« C’est l’apanage des grands noms de la mode d’en faire toujours un peu trop », nous confiait récemment la décoratrice et designer Gesa Hansen, qui dit préférer « de loin à un petit bout de papier peint posé timidement sur un mur une pièce entière tapissée dans un motif voyant ». Terminé, la demi-mesure en déco ? Peut-être bien… C’est d’ailleurs un créateur de mode qui donnait, à l’automne, le coup d’envoi d’une saison marquée par les imprimés osés : Jean-Paul Gaultier himself a en effet signé, fin 2016, la première collection de papiers peints de la prestigieuse maison de tissus Lelièvre, envoyant de la rayure à tout-va, des roses « flamboyantes » sur fond bleu ciel, et tout un tas d’autres motifs inédits et exubérants qui imitent des carrelages portugais, des carambolages de voitures ou des compressions de César.
Le trompe-l’œil, ce procédé ancré dans le paysage décoratif depuis des lustres, fait donc son come-back auprès des éditeurs de tissus patrimoniaux, comme Lelièvre, Élitis ou Little Greene, mais aussi auprès des marques de déco plus jeunes comme Mues Design qui propose du sur-mesure. Si le très classique Pierre Frey, par exemple, édite lui aussi cet hiver un trompe-l’œil « marbré » dessiné par l’artiste designer Mathias Kiss, ENOstudio, spécialisé dans le design contemporain, mise sur le faux motif terrazzo, matériau de construction italien historique à l’aspect moucheté, qui fait lui aussi un carton en ce moment chez les architectes d’intérieur.
Et si l’idée est d’obtenir un total look du sol au plafond, elle fonctionne aussi bien avec le granité et le marbré qu’avec les motifs floraux, stylisés ou non, comme chez Wall & Decò qui fait appel au créateur de mode Antonio Marras pour dessiner le motif Jasminum. De mode, il est justement question chez les petites marques françaises audacieuses qui proposent carrément de coordonner déco et accessoires de mode, à l’instar de Maison Baluchon qui décline sur du papier peint les imprimés chic et désuets de ses sacoches et pochettes en tissu.

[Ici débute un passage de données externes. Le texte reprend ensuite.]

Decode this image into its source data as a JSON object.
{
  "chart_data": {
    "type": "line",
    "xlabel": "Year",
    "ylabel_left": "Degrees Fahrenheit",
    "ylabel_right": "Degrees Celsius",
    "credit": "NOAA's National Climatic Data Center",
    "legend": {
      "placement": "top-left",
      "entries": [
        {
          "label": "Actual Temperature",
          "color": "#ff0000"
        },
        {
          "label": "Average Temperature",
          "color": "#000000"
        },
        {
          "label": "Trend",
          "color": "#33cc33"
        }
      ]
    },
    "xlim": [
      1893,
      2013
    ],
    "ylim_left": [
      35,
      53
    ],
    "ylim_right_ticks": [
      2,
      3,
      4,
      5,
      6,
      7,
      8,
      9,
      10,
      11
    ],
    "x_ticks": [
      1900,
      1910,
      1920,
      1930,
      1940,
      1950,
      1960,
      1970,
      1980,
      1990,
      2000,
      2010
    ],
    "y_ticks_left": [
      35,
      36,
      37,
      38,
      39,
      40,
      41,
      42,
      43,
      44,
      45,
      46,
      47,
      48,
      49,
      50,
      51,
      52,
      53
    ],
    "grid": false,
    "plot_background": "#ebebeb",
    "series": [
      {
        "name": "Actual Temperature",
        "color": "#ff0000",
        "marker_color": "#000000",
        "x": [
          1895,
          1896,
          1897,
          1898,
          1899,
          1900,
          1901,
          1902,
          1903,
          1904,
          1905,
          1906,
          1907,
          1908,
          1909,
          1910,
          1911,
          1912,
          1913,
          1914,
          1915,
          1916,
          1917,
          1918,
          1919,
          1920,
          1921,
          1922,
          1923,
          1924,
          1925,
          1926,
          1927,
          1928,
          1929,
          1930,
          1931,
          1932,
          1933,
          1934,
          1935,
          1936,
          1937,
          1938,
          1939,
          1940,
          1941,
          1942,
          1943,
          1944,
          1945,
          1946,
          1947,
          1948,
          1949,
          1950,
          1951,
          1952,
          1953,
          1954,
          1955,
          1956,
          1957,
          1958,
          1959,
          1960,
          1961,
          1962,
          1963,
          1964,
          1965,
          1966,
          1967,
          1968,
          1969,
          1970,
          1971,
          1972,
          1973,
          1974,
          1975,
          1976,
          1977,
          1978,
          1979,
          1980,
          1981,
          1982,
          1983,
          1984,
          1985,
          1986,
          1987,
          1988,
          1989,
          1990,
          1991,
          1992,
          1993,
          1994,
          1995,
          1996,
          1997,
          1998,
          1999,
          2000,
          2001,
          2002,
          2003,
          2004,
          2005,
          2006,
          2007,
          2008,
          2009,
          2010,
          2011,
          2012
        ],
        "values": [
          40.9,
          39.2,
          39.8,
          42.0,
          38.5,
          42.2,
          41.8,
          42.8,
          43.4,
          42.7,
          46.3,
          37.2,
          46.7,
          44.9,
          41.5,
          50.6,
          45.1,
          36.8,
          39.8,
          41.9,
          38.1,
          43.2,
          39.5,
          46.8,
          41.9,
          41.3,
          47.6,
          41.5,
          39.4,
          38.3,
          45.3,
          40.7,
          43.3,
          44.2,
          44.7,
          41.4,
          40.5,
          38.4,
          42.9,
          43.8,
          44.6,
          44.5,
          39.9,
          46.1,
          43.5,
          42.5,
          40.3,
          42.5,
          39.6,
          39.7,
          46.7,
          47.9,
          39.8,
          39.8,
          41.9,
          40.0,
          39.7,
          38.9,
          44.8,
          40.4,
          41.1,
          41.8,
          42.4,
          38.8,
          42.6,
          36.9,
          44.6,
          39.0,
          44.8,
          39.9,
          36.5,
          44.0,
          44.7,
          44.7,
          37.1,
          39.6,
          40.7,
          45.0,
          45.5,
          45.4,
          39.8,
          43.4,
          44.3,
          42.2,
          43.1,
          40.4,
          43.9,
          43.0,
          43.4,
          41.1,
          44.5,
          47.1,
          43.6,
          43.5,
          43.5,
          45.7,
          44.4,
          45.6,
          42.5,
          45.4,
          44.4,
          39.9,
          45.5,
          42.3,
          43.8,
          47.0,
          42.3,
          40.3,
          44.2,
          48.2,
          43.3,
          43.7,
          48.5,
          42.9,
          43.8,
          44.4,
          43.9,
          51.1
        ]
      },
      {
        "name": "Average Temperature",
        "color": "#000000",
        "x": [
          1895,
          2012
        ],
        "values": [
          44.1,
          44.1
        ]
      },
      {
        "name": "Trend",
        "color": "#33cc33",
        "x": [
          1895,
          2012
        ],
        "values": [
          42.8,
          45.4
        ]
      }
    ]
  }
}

Parce que trop, ces temps-ci, ce n’est jamais assez, mais aussi parce qu’entre mode et déco, décidément, le courant passe. Ce n’est pas Tiphaine de Bodman, créatrice d’imprimés pour Kenzo, qui dira le contraire : « En ce moment, les motifs que je dessine pour la mode sont repris dans l’univers de la maison, c’est dans l’air du temps », explique la jeune femme qui vient de sortir sa deuxième collection de papiers peints et de coussins pour la marque de déco Petite Friture, après Jungle, dont les ventes ont, selon elle, dépassé toutes les espérances.